Hôpital : les femmes médecins sous-payées !

La question de l’égalité hommes-femmes serait-elle réellement derrière nous, comme l’affirment certains ? Ce chiffre, anecdotiquement glissé à la fin d’une étude de la Drees, provoque un petit sursaut salutaire : à profil égal, les femmes médecins travaillant à l’hôpital gagnent 16,2% de moins que leurs homologues masculins, alors qu’elles représentent la moitié des effectifs (51%) ! Toujours selon cette étude, l’ensemble des femmes travaillant au sein de la fonction publique hospitalière (soit 89% des aides-soigants, 78% des agents et 51% des personnels médicaux) gagnent 20,6% de moins que les hommes. « Cet écart traduit principalement des répartitions différentes des hommes et des femmes selon les métiers (catégorie hiérarchique, statut, filière d’emploi) », soulignent les auteurs de l’étude. A statut identique (…) l’écart culmine à 16,2% au sein des personnels médicaux, les femmes étant notamment plus jeunes dans cette catégorie ». L’âge serait l’un des critères explicatifs certes, mais encore ?

Les femmes prennent moins de gardes
« Ces chiffres sont toujours surprenants à priori car, comme il y a des grilles salariales à l’hôpital, on imagine que les salaires sont identiques pour les hommes et les femmes médecins, à profil et poste égal. Ce qui fait la différence, c’est souvent le nombre de gardes réalisées, qui permettent d’augmenter sensiblement sa rémunération et qui sont majoritairement prises par les hommes », réagit le Dr Géraldine Pichot, chirurgien-urologue à Marseille et présidente de « Donner des ELLES à la santé ».
Les femmes médecins, hospitalières ou libérales, n’échappent pas à l’éternelle problématique : comment déléguer (un peu) sa charge familiale afin de faire progresser sa carrière ? « Il faut mettre en place des aides pour la garde des enfants auprès des femmes médecins, afin qu’elles puissent prendre davantage de gardes si elles le souhaitent.

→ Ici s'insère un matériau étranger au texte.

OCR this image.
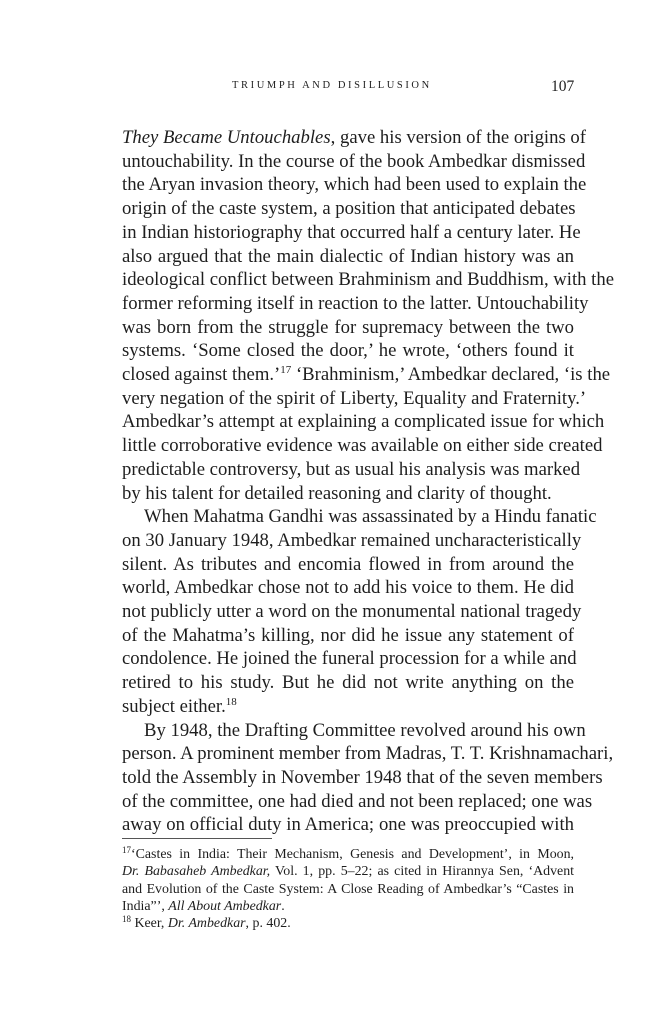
TRIUMPH AND DISILLUSION	107
They Became Untouchables, gave his version of the origins of
untouchability. In the course of the book Ambedkar dismissed
the Aryan invasion theory, which had been used to explain the
origin of the caste system, a position that anticipated debates
in Indian historiography that occurred half a century later. He
also argued that the main dialectic of Indian history was an
ideological conflict between Brahminism and Buddhism, with the
former reforming itself in reaction to the latter. Untouchability
was born from the struggle for supremacy between the two
systems. ‘Some closed the door,’ he wrote, ‘others found it
closed against them.’$^{17}$ ‘Brahminism,’ Ambedkar declared, ‘is the
very negation of the spirit of Liberty, Equality and Fraternity.’
Ambedkar’s attempt at explaining a complicated issue for which
little corroborative evidence was available on either side created
predictable controversy, but as usual his analysis was marked
by his talent for detailed reasoning and clarity of thought.
When Mahatma Gandhi was assassinated by a Hindu fanatic
on 30 January 1948, Ambedkar remained uncharacteristically
silent. As tributes and encomia flowed in from around the
world, Ambedkar chose not to add his voice to them. He did
not publicly utter a word on the monumental national tragedy
of the Mahatma’s killing, nor did he issue any statement of
condolence. He joined the funeral procession for a while and
retired to his study. But he did not write anything on the
subject either.$^{18}$
By 1948, the Drafting Committee revolved around his own
person. A prominent member from Madras, T. T. Krishnamachari,
told the Assembly in November 1948 that of the seven members
of the committee, one had died and not been replaced; one was
away on official duty in America; one was preoccupied with
$^{17}$‘Castes in India: Their Mechanism, Genesis and Development’, in Moon,
Dr. Babasaheb Ambedkar, Vol. 1, pp. 5–22; as cited in Hirannya Sen, ‘Advent
and Evolution of the Caste System: A Close Reading of Ambedkar’s “Castes in
India”’, All About Ambedkar.
$^{18}$ Keer, Dr. Ambedkar, p. 402.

Les crèches au sein des hôpitaux sont une bonne chose mais les places sont réservées en priorité aux infirmières et difficiles à obtenir pour les femmes médecins », ajoute-t-elle.

De nombreuses études montrent que la féminisation d’une profession ne suffit pas à diminuer les écarts salariaux aux postes à responsabilité. Il faut être pro-actif et aider les établissements à identifier les inégalités et à changer la donne

La féminisation sur les bancs de la fac, avec aujourd’hui davantage d’étudiantes que d’étudiants en médecine, va-t-elle changer la donne ? « Non, c’est une idée reçue : de nombreuses études montrent que la féminisation d’une profession ne suffit pas à diminuer les écarts salariaux aux postes à responsabilité. Il faut être pro-actif et aider les établissements à identifier les inégalités et à changer la donne ». Raison pour laquelle l’association « Donner des ELLES à la santé » travaille à la mise en place d’une Charte d’égalité au sein des hôpitaux. « Le centre hospitalier de Béziers a été le premier à l’adopter. Nous avons aussi été contactés par les hôpitaux de Tours, Grenoble, Nancy, Montpellier et Draguignan », indique le Dr Géraldine Pichot.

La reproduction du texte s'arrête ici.